Hay dos principales motivos por los que no puedo ser objetiva con este libro. El primero, que soy una apasionada de la historia, más aún si se trata de historia de España. El segundo, que soy de Toledo. Toledo, capital de la Hispania visigoda, durante todo el libro en el punto de mira.
Olvidad el título, que no tiene nada que ver. Esto es historia, espionaje, política, estrategia militar, juegos de poder y sí, vale, celos. Nos situamos en el año 705, nuestro protagonista es Angelos, consejero y espía del emperador bizantino Justiniano II.
En un intento de hacer olvidar al califa Al Walid su idea de conquistar Constantinopla, Angelos idea un plan para que aquél centre su atención y, por tanto, la del imperio islámico, en Hispania. Y entre viajes, contactos, manipulación y tretas, será lo que consiga. ¿No lo hemos estudiado todos en el colegio? ¿Qué pasó en el año 711? Ay, qué diferente sería si aprendiéramos historia con narraciones así.

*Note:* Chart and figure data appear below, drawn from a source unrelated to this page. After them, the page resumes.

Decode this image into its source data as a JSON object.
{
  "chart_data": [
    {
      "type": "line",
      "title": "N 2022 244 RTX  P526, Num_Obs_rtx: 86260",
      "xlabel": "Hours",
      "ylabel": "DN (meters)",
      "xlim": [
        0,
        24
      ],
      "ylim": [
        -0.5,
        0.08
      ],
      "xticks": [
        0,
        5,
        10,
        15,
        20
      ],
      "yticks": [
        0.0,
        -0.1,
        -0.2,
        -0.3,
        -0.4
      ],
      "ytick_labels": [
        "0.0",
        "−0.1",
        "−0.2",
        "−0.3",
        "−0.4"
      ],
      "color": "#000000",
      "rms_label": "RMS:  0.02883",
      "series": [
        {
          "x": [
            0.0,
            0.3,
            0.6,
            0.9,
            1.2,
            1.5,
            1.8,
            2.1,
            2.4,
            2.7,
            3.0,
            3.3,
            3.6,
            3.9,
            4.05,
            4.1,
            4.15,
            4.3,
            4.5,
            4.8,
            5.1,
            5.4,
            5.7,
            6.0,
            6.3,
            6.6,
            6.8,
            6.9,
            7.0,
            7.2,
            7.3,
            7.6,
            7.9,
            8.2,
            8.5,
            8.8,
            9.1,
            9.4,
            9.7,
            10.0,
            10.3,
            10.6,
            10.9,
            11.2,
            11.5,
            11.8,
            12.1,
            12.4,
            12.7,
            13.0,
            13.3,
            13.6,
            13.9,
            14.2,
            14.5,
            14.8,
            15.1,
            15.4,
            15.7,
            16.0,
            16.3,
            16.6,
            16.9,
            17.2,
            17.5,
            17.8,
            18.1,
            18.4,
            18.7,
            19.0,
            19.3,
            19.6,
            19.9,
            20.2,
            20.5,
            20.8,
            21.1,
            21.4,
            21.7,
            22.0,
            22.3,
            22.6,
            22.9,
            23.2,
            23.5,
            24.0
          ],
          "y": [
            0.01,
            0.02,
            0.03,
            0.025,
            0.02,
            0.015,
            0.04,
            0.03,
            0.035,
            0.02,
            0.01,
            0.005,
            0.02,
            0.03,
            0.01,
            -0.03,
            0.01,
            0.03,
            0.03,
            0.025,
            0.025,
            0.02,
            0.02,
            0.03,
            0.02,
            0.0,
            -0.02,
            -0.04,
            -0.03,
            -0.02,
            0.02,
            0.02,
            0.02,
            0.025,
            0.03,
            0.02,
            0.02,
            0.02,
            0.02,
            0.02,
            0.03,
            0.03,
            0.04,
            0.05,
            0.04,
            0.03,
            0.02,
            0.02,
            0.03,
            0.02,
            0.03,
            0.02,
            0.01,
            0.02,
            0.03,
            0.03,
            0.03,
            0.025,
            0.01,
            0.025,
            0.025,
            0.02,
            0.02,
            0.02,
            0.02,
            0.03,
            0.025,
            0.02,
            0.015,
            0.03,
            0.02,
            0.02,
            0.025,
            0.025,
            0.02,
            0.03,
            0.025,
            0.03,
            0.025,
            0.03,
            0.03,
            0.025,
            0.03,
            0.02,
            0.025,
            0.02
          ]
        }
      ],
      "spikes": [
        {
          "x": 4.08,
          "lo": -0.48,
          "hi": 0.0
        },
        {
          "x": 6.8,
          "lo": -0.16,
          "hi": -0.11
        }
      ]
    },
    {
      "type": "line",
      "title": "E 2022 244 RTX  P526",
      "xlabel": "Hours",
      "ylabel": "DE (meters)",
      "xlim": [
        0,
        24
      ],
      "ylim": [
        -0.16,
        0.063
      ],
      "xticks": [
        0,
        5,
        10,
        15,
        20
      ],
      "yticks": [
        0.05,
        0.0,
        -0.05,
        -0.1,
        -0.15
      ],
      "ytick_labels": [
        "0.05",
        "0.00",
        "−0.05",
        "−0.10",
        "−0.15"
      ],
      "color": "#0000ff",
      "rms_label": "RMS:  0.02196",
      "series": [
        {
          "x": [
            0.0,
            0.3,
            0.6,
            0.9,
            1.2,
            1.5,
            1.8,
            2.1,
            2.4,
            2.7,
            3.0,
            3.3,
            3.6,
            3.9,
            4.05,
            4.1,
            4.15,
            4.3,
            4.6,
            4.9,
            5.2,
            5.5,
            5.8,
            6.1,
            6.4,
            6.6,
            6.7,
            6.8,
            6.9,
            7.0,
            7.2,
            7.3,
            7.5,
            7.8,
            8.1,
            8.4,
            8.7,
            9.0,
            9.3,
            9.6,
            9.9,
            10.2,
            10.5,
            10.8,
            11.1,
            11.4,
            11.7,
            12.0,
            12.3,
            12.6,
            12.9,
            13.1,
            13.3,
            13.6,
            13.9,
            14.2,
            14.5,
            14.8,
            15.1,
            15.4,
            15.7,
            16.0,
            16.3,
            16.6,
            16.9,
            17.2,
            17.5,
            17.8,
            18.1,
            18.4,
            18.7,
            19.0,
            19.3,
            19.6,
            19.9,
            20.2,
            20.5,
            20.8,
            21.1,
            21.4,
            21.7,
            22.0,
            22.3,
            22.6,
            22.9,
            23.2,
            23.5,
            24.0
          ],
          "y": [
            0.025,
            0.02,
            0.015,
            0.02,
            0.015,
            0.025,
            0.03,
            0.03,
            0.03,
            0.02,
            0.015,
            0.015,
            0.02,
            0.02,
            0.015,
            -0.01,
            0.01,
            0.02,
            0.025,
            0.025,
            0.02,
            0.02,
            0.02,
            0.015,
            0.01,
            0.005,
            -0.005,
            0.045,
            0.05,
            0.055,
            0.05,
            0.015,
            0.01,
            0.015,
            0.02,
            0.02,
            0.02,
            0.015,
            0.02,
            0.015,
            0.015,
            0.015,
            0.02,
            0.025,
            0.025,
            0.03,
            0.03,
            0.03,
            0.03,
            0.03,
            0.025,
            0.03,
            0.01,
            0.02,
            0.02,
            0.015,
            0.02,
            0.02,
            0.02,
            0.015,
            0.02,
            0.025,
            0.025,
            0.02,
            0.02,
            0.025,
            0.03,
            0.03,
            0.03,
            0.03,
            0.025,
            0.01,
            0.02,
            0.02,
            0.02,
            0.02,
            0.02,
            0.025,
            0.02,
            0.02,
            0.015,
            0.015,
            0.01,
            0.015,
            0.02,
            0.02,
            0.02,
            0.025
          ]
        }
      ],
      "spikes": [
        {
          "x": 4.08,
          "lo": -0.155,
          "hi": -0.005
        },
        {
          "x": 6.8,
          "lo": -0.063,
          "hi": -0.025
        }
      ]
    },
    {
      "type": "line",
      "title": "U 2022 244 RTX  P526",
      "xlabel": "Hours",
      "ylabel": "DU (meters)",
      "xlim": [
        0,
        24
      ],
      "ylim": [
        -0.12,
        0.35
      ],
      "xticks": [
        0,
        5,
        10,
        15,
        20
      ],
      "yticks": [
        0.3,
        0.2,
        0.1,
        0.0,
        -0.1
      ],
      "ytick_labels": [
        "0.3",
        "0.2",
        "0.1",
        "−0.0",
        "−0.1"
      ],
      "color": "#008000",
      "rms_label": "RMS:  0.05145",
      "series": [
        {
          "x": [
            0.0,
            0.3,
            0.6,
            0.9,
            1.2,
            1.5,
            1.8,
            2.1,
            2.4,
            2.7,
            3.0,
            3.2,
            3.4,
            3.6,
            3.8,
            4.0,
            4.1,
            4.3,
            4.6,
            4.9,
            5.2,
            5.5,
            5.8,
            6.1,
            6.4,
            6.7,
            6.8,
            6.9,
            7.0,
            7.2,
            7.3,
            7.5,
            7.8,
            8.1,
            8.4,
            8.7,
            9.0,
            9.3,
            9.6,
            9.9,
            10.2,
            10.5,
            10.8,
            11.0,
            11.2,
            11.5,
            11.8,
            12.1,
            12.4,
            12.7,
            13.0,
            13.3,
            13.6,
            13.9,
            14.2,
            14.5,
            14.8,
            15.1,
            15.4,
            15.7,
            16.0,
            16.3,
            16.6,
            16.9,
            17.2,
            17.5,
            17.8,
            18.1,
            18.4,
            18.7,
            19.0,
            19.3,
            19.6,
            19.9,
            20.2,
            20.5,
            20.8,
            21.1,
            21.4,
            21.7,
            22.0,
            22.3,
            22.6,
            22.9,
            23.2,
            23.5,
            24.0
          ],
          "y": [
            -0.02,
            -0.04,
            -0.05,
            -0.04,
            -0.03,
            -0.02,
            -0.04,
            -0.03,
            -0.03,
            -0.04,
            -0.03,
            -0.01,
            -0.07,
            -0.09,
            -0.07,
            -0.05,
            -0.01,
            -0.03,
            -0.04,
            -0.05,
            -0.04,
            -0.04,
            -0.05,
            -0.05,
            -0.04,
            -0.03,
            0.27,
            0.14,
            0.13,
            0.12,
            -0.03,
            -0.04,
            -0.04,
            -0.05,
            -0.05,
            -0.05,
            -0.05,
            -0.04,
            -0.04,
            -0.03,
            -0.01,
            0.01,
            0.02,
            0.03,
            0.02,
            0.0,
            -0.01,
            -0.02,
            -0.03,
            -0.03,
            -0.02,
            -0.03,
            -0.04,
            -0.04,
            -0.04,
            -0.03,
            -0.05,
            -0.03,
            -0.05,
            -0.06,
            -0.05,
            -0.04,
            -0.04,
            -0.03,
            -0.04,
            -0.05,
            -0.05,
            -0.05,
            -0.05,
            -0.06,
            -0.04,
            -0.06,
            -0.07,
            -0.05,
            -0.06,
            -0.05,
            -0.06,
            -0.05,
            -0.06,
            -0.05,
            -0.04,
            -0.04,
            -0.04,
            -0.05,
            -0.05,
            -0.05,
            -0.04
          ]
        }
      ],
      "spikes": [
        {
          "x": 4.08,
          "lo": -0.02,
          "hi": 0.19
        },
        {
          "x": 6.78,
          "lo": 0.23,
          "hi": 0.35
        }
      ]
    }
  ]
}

Ah, sí, los amantes: el desencadenante de la conquista. Tariq -bereber y gobernador de Tánger- y Florinda. Y sumemos también a Agila, príncipe visigodo en disputa por el trono con Don Rodrigo, que ya decía yo que entraban en juego los celos. Hay pocos toledanos que no hayan oído la leyenda de "El Baño de la Cava"; Florinda la Cava, un apelativo no muy halagüeño con el que se conocía a la hija de Don Julián. Ha sido emocionante poder ir comparando la leyenda con este relato, que parece mucho menos fantástico y más cercano a los hechos.
Al final todo acaba como debe acabar, aunque aportando algunos datos más que quizá nuestros profesores de historia no nos mencionaron: ¿qué fue de los héroes de la conquista?